On January 13th, the Miami Marlins traded Ryan Weathers to the New York Yankees in exchange for four prospects. The trade to New York marks the third team that Weathers will be on in the majors.
Ryan Weathers is the son of former Yankee pitcher David Weathers, who was part of the 1996 World Series winning team.

After being acquired by the Yankees, many fans took to X to discuss his high school stats. Even though Weathers is 26-years-old and several years removed from walking across the graduation stage, his high school stat line is still talked about today – and it may be one of the best stat lines for a pitcher.
Weathers was a two-way player for Loretto High School, but it was pitching that put him on the map. In 2018, the 6-foot-2 standing lefty went undefeated at 11-0 with an astounding 0.09 ERA in 76 innings, striking out 148. I am unsure what is more impressive: the average of two strikeouts per-inning or the fact his ERA+ was 4222 due to his ERA being so low.
Now to get a 0.09 ERA you need to have 0.8 earned runs allowed per-inning pitched. His ERA+ was off the charts, he was statistically over 4,000% better than the average high school pitcher during that 2018 season.
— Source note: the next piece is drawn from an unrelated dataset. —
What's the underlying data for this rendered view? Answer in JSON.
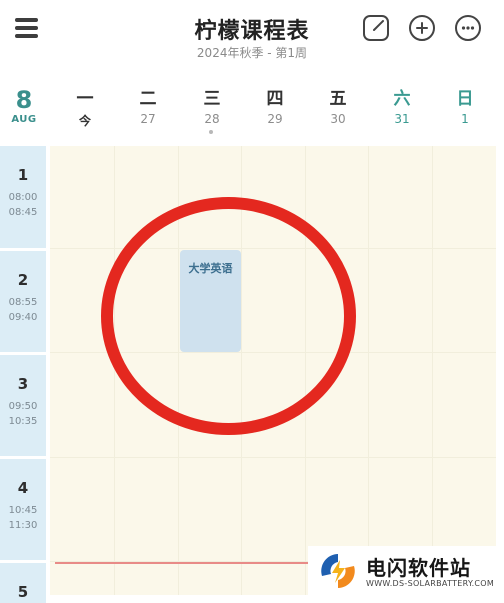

Since his MLB debut things have been slightly different for Weathers since making it to the bigs. In 70 games, which 55 have come as starts, Weathers is 12-23 with a 4.93 ERA. It is important to note though that Weathers has posted a 3.74 ERA in 177.1 innings over the course of the past two seasons in 24 games started for Miami. His pWAR over that span is a combined 2.7, with a WHIP just above 1.200 during that time.
Weathers, who had a very rough stint with the Padres to begin his career, has come around very and built up a respectful pitching line for himself over the last two years.
It will be interesting how he will be used by Matt Blake and Aaron Boone, I myself foresee Weathers being a back-end of the rotation guy and then being moved to the pen as long reliever once Cole, Rodon and Schmidt come back.